The path to the configuration file passed in the --config option must be a qualified path. That is, it must be in relative formats, such as config/myconfigfile.conf or ./myconfigfile.conf, or in an absolute path such as /path/to/config/myconfigfile.conf.

Additionally, you can set the limit for the number of enqueued URLs that are displayed as an option for the testit command, for example: crawler testit --limit [number]

Running a crawl

Run the following command: crawler crawl

This runs a crawl with the default configuration file (crawler.conf).

You can also specify a custom configuration file as an option for the crawl command, for example: crawler crawl --config [config/myconfigfile.conf]

The path to the configuration file passed in the --config option must be a qualified path. That is, it must be in relative formats, such as config/myconfigfile.conf or ./myconfigfile.conf, or in an absolute path such as /path/to/config/myconfigfile.conf.

Restarting a crawl

Run the following command: crawler restart

This command runs a restart crawl by starting a new crawl with the default configuration file (crawler.conf).

You can also specify a custom configuration file as an option for the restart command, for example: crawler restart --config [config/myconfigfile.conf]
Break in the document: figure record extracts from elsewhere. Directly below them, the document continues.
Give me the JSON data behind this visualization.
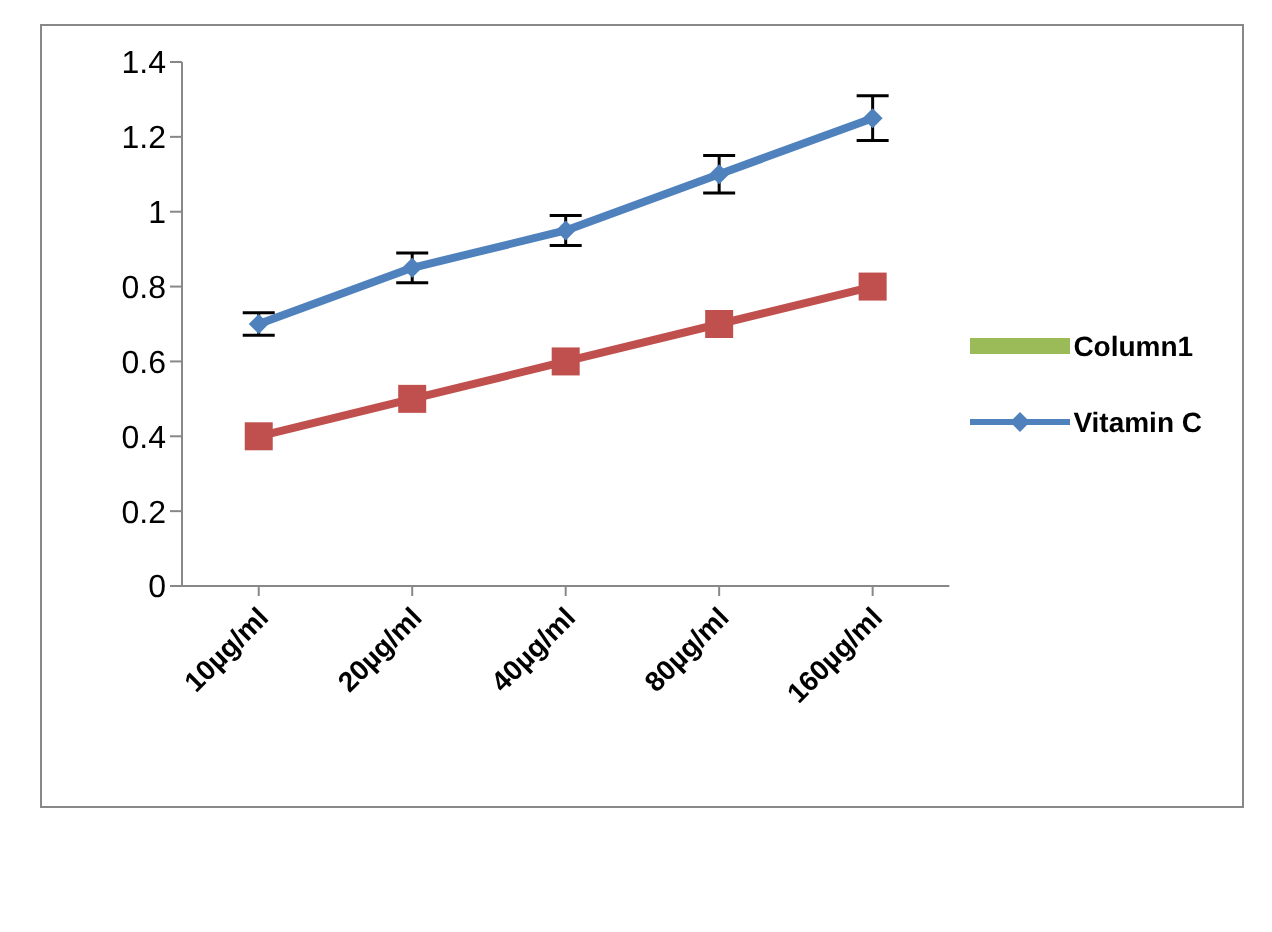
{
  "chart_data": {
    "type": "line",
    "categories": [
      "10µg/ml",
      "20µg/ml",
      "40µg/ml",
      "80µg/ml",
      "160µg/ml"
    ],
    "series": [
      {
        "name": "Column1",
        "type": "bar",
        "color": "#9bbb59",
        "values": [
          null,
          null,
          null,
          null,
          null
        ]
      },
      {
        "name": "Vitamin C",
        "color": "#4f81bd",
        "marker": "diamond",
        "values": [
          0.7,
          0.85,
          0.95,
          1.1,
          1.25
        ],
        "errors": [
          0.03,
          0.04,
          0.04,
          0.05,
          0.06
        ]
      },
      {
        "color": "#c0504d",
        "marker": "square",
        "values": [
          0.4,
          0.5,
          0.6,
          0.7,
          0.8
        ]
      }
    ],
    "ylim": [
      0,
      1.4
    ],
    "yticks": [
      0,
      0.2,
      0.4,
      0.6,
      0.8,
      1,
      1.2,
      1.4
    ],
    "grid": false,
    "legend": "right"
  }
}
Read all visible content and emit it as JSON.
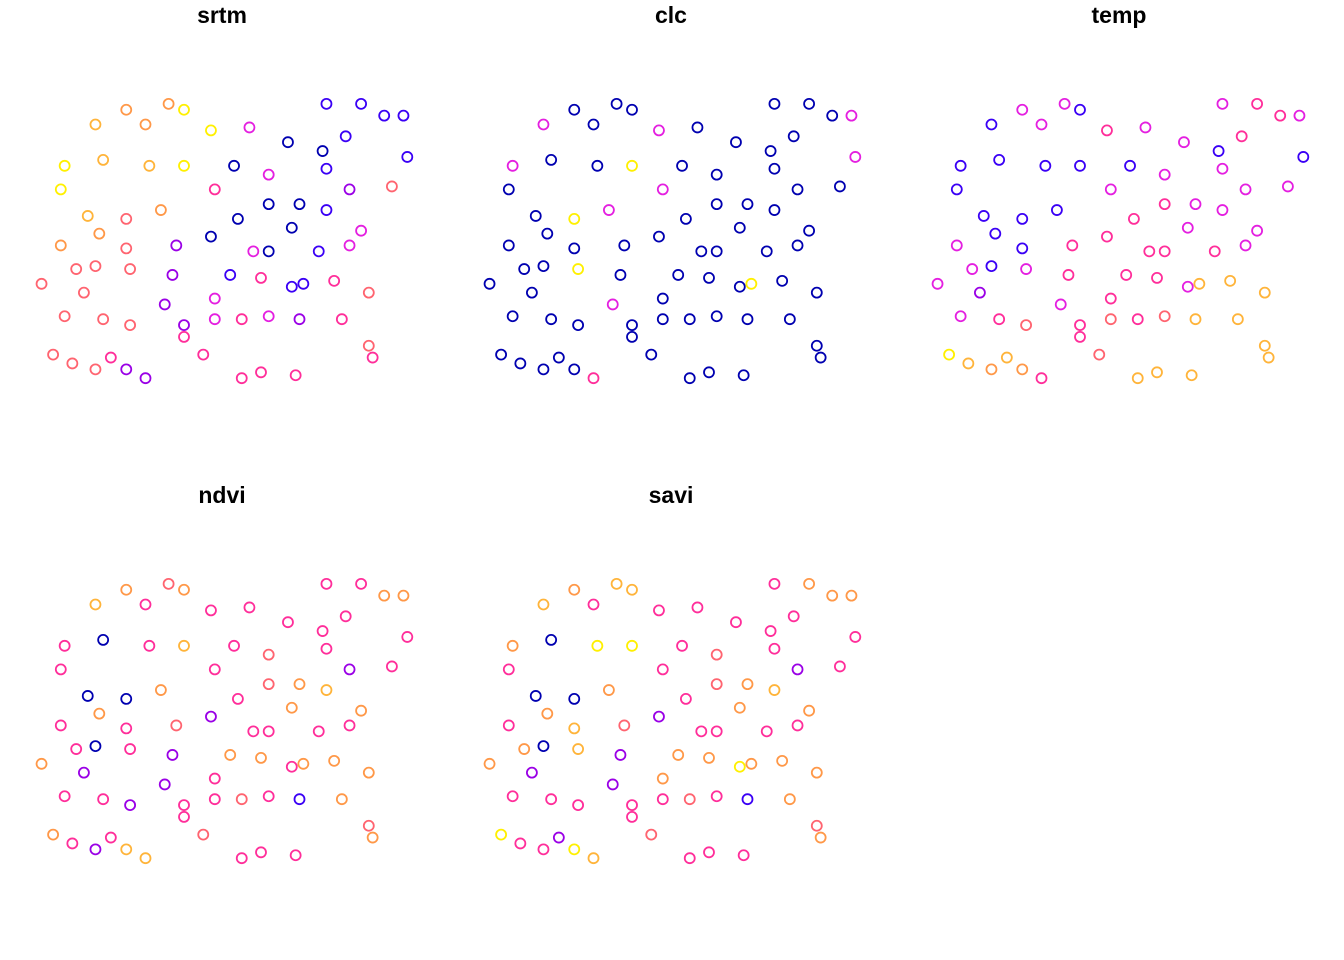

The path to the configuration file passed in the --config option must be a qualified path. That is, it must be in relative formats, such as config/myconfigfile.conf or ./myconfigfile.conf, or in an absolute path such as /path/to/config/myconfigfile.conf.

Resuming a crawl

Run the following command: crawler resume

This command resumes a crawl from where it stopped with the default configuration file (crawler.conf).

You can also specify a custom configuration file as an option for the resume command, for example: crawler resume --config [config/myconfigfile.conf]

The path to the configuration file passed in the --config option must be a qualified path. That is, it must be in relative formats, such as config/myconfigfile.conf or ./myconfigfile.conf, or in an absolute path such as /path/to/config/myconfigfile.conf.

Refreshing a crawl

Run the following command: crawler refresh

The command refreshes a previous crawl with the default configuration file (crawler.conf).

You can also specify a custom configuration file as an option for the refresh command, for example: crawler refresh --config [config/myconfigfile.conf]

The path to the configuration file passed in the --config option must be a qualified path. That is, it must be in relative formats, such as config/myconfigfile.conf or ./myconfigfile.conf, or in an absolute path such as /path/to/config/myconfigfile.conf.